In a good service discovery system:
- users can retrieve info quickly
- informs users of changes to services
- low latency
- richer definition of what the service is (not sure what this means)
- a way to create a named label selector
- created using kubectl expose
- Each service is assigned a virtual IP called cluster IP – the system load balances across this IP all the pods identified by the same selector
Kubernetes itself creates and runs a service called kubernetes which lets the components in your app talk to other components such as the API server.

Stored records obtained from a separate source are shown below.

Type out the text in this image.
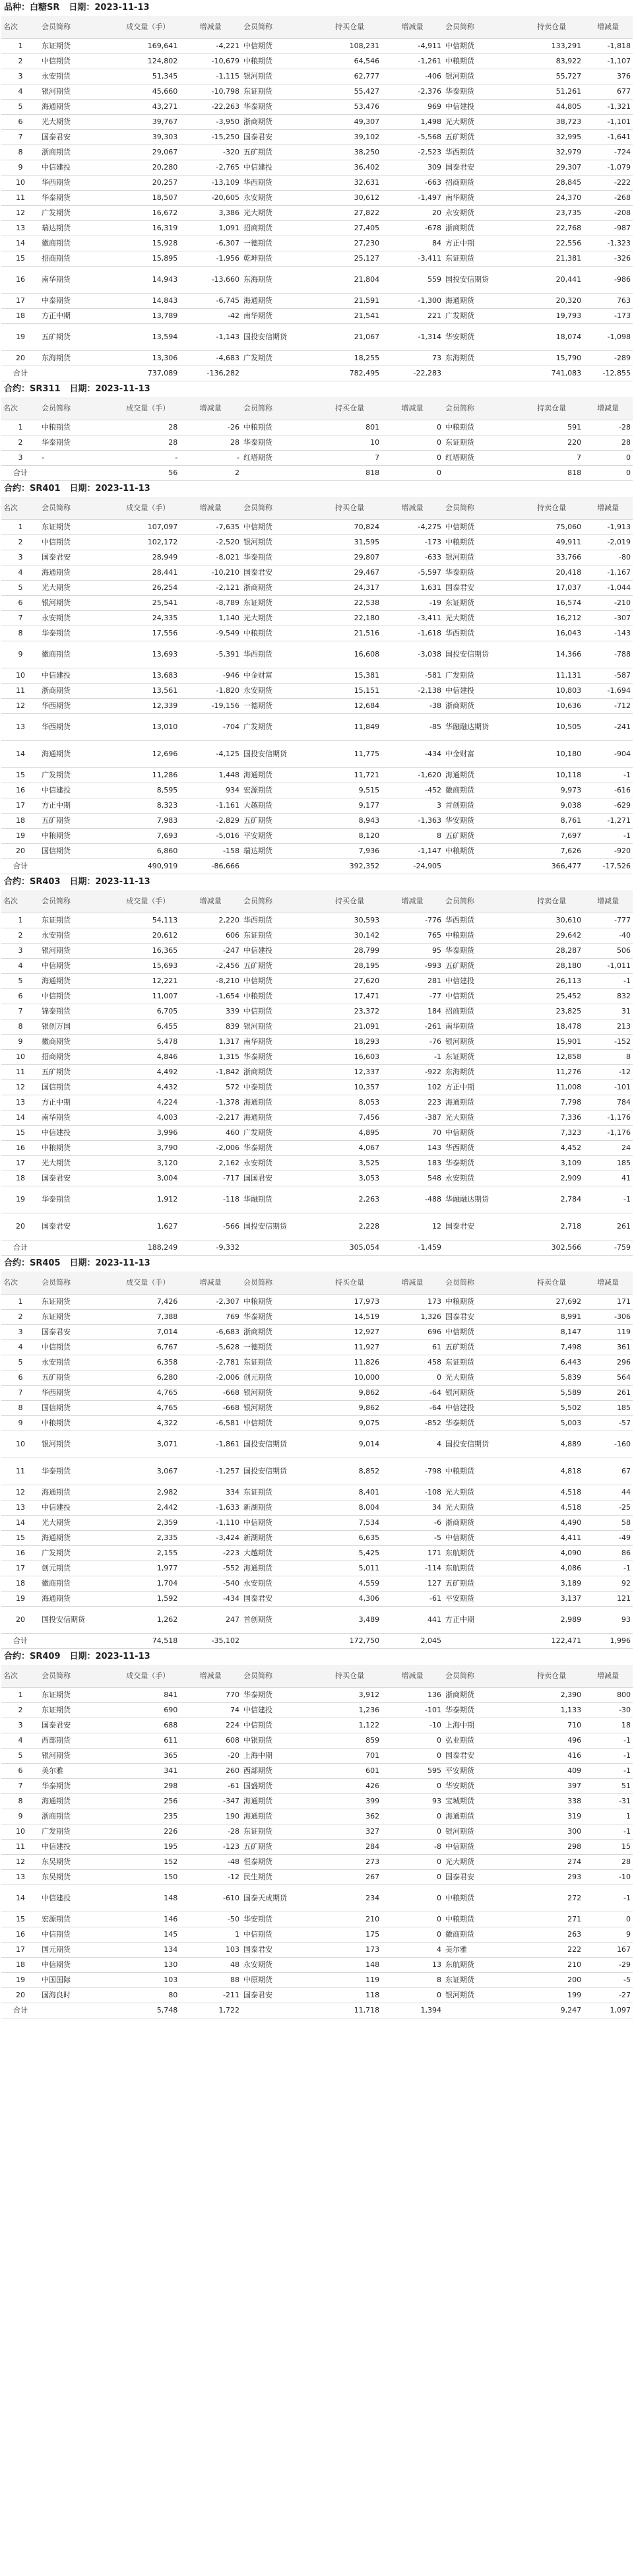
品种：白糖SR 日期：2023-11-13
名次	会员简称	成交量（手）	增减量	会员简称	持买仓量	增减量	会员简称	持卖仓量	增减量
1	东证期货	169,641	-4,221	中信期货	108,231	-4,911	中信期货	133,291	-1,818
2	中信期货	124,802	-10,679	中粮期货	64,546	-1,261	中粮期货	83,922	-1,107
3	永安期货	51,345	-1,115	银河期货	62,777	-406	银河期货	55,727	376
4	银河期货	45,660	-10,798	东证期货	55,427	-2,376	华泰期货	51,261	677
5	海通期货	43,271	-22,263	华泰期货	53,476	969	中信建投	44,805	-1,321
6	光大期货	39,767	-3,950	浙商期货	49,307	1,498	光大期货	38,723	-1,101
7	国泰君安	39,303	-15,250	国泰君安	39,102	-5,568	五矿期货	32,995	-1,641
8	浙商期货	29,067	-320	五矿期货	38,250	-2,523	华西期货	32,979	-724
9	中信建投	20,280	-2,765	中信建投	36,402	309	国泰君安	29,307	-1,079
10	华西期货	20,257	-13,109	华西期货	32,631	-663	招商期货	28,845	-222
11	华泰期货	18,507	-20,605	永安期货	30,612	-1,497	南华期货	24,370	-268
12	广发期货	16,672	3,386	光大期货	27,822	20	永安期货	23,735	-208
13	瑞达期货	16,319	1,091	招商期货	27,405	-678	浙商期货	22,768	-987
14	徽商期货	15,928	-6,307	一德期货	27,230	84	方正中期	22,556	-1,323
15	招商期货	15,895	-1,956	乾坤期货	25,127	-3,411	东证期货	21,381	-326
16	南华期货	14,943	-13,660	东海期货	21,804	559	国投安信期货	20,441	-986
17	中泰期货	14,843	-6,745	海通期货	21,591	-1,300	海通期货	20,320	763
18	方正中期	13,789	-42	南华期货	21,541	221	广发期货	19,793	-173
19	五矿期货	13,594	-1,143	国投安信期货	21,067	-1,314	华安期货	18,074	-1,098
20	东海期货	13,306	-4,683	广发期货	18,255	73	东海期货	15,790	-289
合计		737,089	-136,282		782,495	-22,283		741,083	-12,855
合约：SR311 日期：2023-11-13
名次	会员简称	成交量（手）	增减量	会员简称	持买仓量	增减量	会员简称	持卖仓量	增减量
1	中粮期货	28	-26	中粮期货	801	0	中粮期货	591	-28
2	华泰期货	28	28	华泰期货	10	0	东证期货	220	28
3	-	-	-	红塔期货	7	0	红塔期货	7	0
合计		56	2		818	0		818	0
合约：SR401 日期：2023-11-13
名次	会员简称	成交量（手）	增减量	会员简称	持买仓量	增减量	会员简称	持卖仓量	增减量
1	东证期货	107,097	-7,635	中信期货	70,824	-4,275	中信期货	75,060	-1,913
2	中信期货	102,172	-2,520	银河期货	31,595	-173	中粮期货	49,911	-2,019
3	国泰君安	28,949	-8,021	华泰期货	29,807	-633	银河期货	33,766	-80
4	海通期货	28,441	-10,210	国泰君安	29,467	-5,597	华泰期货	20,418	-1,167
5	光大期货	26,254	-2,121	浙商期货	24,317	1,631	国泰君安	17,037	-1,044
6	银河期货	25,541	-8,789	东证期货	22,538	-19	东证期货	16,574	-210
7	永安期货	24,335	1,140	光大期货	22,180	-3,411	光大期货	16,212	-307
8	华泰期货	17,556	-9,549	中粮期货	21,516	-1,618	华西期货	16,043	-143
9	徽商期货	13,693	-5,391	华西期货	16,608	-3,038	国投安信期货	14,366	-788
10	中信建投	13,683	-946	中金财富	15,381	-581	广发期货	11,131	-587
11	浙商期货	13,561	-1,820	永安期货	15,151	-2,138	中信建投	10,803	-1,694
12	华西期货	12,339	-19,156	一德期货	12,684	-38	浙商期货	10,636	-712
13	华西期货	13,010	-704	广发期货	11,849	-85	华融融达期货	10,505	-241
14	海通期货	12,696	-4,125	国投安信期货	11,775	-434	中金财富	10,180	-904
15	广发期货	11,286	1,448	海通期货	11,721	-1,620	海通期货	10,118	-1
16	中信建投	8,595	934	宏源期货	9,515	-452	徽商期货	9,973	-616
17	方正中期	8,323	-1,161	大越期货	9,177	3	首创期货	9,038	-629
18	五矿期货	7,983	-2,829	五矿期货	8,943	-1,363	华安期货	8,761	-1,271
19	中粮期货	7,693	-5,016	平安期货	8,120	8	五矿期货	7,697	-1
20	国信期货	6,860	-158	瑞达期货	7,936	-1,147	中粮期货	7,626	-920
合计		490,919	-86,666		392,352	-24,905		366,477	-17,526
合约：SR403 日期：2023-11-13
名次	会员简称	成交量（手）	增减量	会员简称	持买仓量	增减量	会员简称	持卖仓量	增减量
1	东证期货	54,113	2,220	华西期货	30,593	-776	华西期货	30,610	-777
2	永安期货	20,612	606	东证期货	30,142	765	中粮期货	29,642	-40
3	银河期货	16,365	-247	中信建投	28,799	95	华泰期货	28,287	506
4	中信期货	15,693	-2,456	五矿期货	28,195	-993	五矿期货	28,180	-1,011
5	海通期货	12,221	-8,210	中信期货	27,620	281	中信建投	26,113	-1
6	中信期货	11,007	-1,654	中粮期货	17,471	-77	中信期货	25,452	832
7	锦泰期货	6,705	339	中信期货	23,372	184	招商期货	23,825	31
8	银创万国	6,455	839	银河期货	21,091	-261	南华期货	18,478	213
9	徽商期货	5,478	1,317	南华期货	18,293	-76	银河期货	15,901	-152
10	招商期货	4,846	1,315	华泰期货	16,603	-1	东证期货	12,858	8
11	五矿期货	4,492	-1,842	浙商期货	12,337	-922	东海期货	11,276	-12
12	国信期货	4,432	572	中泰期货	10,357	102	方正中期	11,008	-101
13	方正中期	4,224	-1,378	海通期货	8,053	223	海通期货	7,798	784
14	南华期货	4,003	-2,217	海通期货	7,456	-387	光大期货	7,336	-1,176
15	中信建投	3,996	460	广发期货	4,895	70	中信期货	7,323	-1,176
16	中粮期货	3,790	-2,006	华泰期货	4,067	143	华西期货	4,452	24
17	光大期货	3,120	2,162	永安期货	3,525	183	华泰期货	3,109	185
18	国泰君安	3,004	-717	国国君安	3,053	548	永安期货	2,909	41
19	华泰期货	1,912	-118	华融期货	2,263	-488	华融融达期货	2,784	-1
20	国泰君安	1,627	-566	国投安信期货	2,228	12	国泰君安	2,718	261
合计		188,249	-9,332		305,054	-1,459		302,566	-759
合约：SR405 日期：2023-11-13
名次	会员简称	成交量（手）	增减量	会员简称	持买仓量	增减量	会员简称	持卖仓量	增减量
1	东证期货	7,426	-2,307	中粮期货	17,973	173	中粮期货	27,692	171
2	东证期货	7,388	769	华泰期货	14,519	1,326	国泰君安	8,991	-306
3	国泰君安	7,014	-6,683	浙商期货	12,927	696	中信期货	8,147	119
4	中信期货	6,767	-5,628	一德期货	11,927	61	五矿期货	7,498	361
5	永安期货	6,358	-2,781	东证期货	11,826	458	东证期货	6,443	296
6	五矿期货	6,280	-2,006	创元期货	10,000	0	光大期货	5,839	564
7	华西期货	4,765	-668	银河期货	9,862	-64	银河期货	5,589	261
8	国信期货	4,765	-668	银河期货	9,862	-64	中信建投	5,502	185
9	中粮期货	4,322	-6,581	中信期货	9,075	-852	华泰期货	5,003	-57
10	银河期货	3,071	-1,861	国投安信期货	9,014	4	国投安信期货	4,889	-160
11	华泰期货	3,067	-1,257	国投安信期货	8,852	-798	中粮期货	4,818	67
12	海通期货	2,982	334	东证期货	8,401	-108	光大期货	4,518	44
13	中信建投	2,442	-1,633	新湖期货	8,004	34	光大期货	4,518	-25
14	光大期货	2,359	-1,110	中信期货	7,534	-6	浙商期货	4,490	58
15	海通期货	2,335	-3,424	新湖期货	6,635	-5	中信期货	4,411	-49
16	广发期货	2,155	-223	大越期货	5,425	171	东航期货	4,090	86
17	创元期货	1,977	-552	海通期货	5,011	-114	东航期货	4,086	-1
18	徽商期货	1,704	-540	永安期货	4,559	127	五矿期货	3,189	92
19	海通期货	1,592	-434	国泰君安	4,306	-61	平安期货	3,137	121
20	国投安信期货	1,262	247	首创期货	3,489	441	方正中期	2,989	93
合计		74,518	-35,102		172,750	2,045		122,471	1,996
合约：SR409 日期：2023-11-13
名次	会员简称	成交量（手）	增减量	会员简称	持买仓量	增减量	会员简称	持卖仓量	增减量
1	东证期货	841	770	华泰期货	3,912	136	浙商期货	2,390	800
2	东证期货	690	74	中信建投	1,236	-101	华泰期货	1,133	-30
3	国泰君安	688	224	中信期货	1,122	-10	上海中期	710	18
4	西部期货	611	608	中银期货	859	0	弘业期货	496	-1
5	银河期货	365	-20	上海中期	701	0	国泰君安	416	-1
6	美尔雅	341	260	西部期货	601	595	平安期货	409	-1
7	华泰期货	298	-61	国盛期货	426	0	华安期货	397	51
8	海通期货	256	-347	海通期货	399	93	宝城期货	338	-31
9	浙商期货	235	190	海通期货	362	0	海通期货	319	1
10	广发期货	226	-28	东证期货	327	0	银河期货	300	-1
11	中信建投	195	-123	五矿期货	284	-8	中信期货	298	15
12	东吴期货	152	-48	恒泰期货	273	0	光大期货	274	28
13	东吴期货	150	-12	民生期货	267	0	国泰君安	293	-10
14	中信建投	148	-610	国泰天成期货	234	0	中粮期货	272	-1
15	宏源期货	146	-50	华安期货	210	0	中粮期货	271	0
16	中信期货	145	1	中信期货	175	0	徽商期货	263	9
17	国元期货	134	103	国泰君安	173	4	美尔雅	222	167
18	中信期货	130	48	永安期货	148	13	东航期货	210	-29
19	中国国际	103	88	中原期货	119	8	东证期货	200	-5
20	国海良时	80	-211	国泰君安	118	0	银河期货	199	-27
合计		5,748	1,722		11,718	1,394		9,247	1,097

- k8s inbuilt DNS service maps cluster IPs to DNS names
- installed as a system component when the cluster is created, managed by k8s
- Within a namespace, any pod belonging to a service can be targeted just by using the service name
The Service objects also tracks when your pods are ready to handle requests.
spec:
…
template:
…
spec:
containers:
…
name: alpaca-prod
readinessProbe:
httpGet:
path: /ready
port: 8080
periodSeconds: 2
initialDelaySeconds: 0
failureThreshold: 3
successThreshold: 1
I we add the readinessProbe section to our YAML for the deployment, then the pods created by this deployment will be checked at the /ready endpoint on port 8080. As soon as the pod comes up, we hit that end point every 2 seconds. If one check succeeds, the pod will be considered ready. However, if three checks fail in succession, it’ll not be considered ready. Requests from you application are only sent to pods that are ready.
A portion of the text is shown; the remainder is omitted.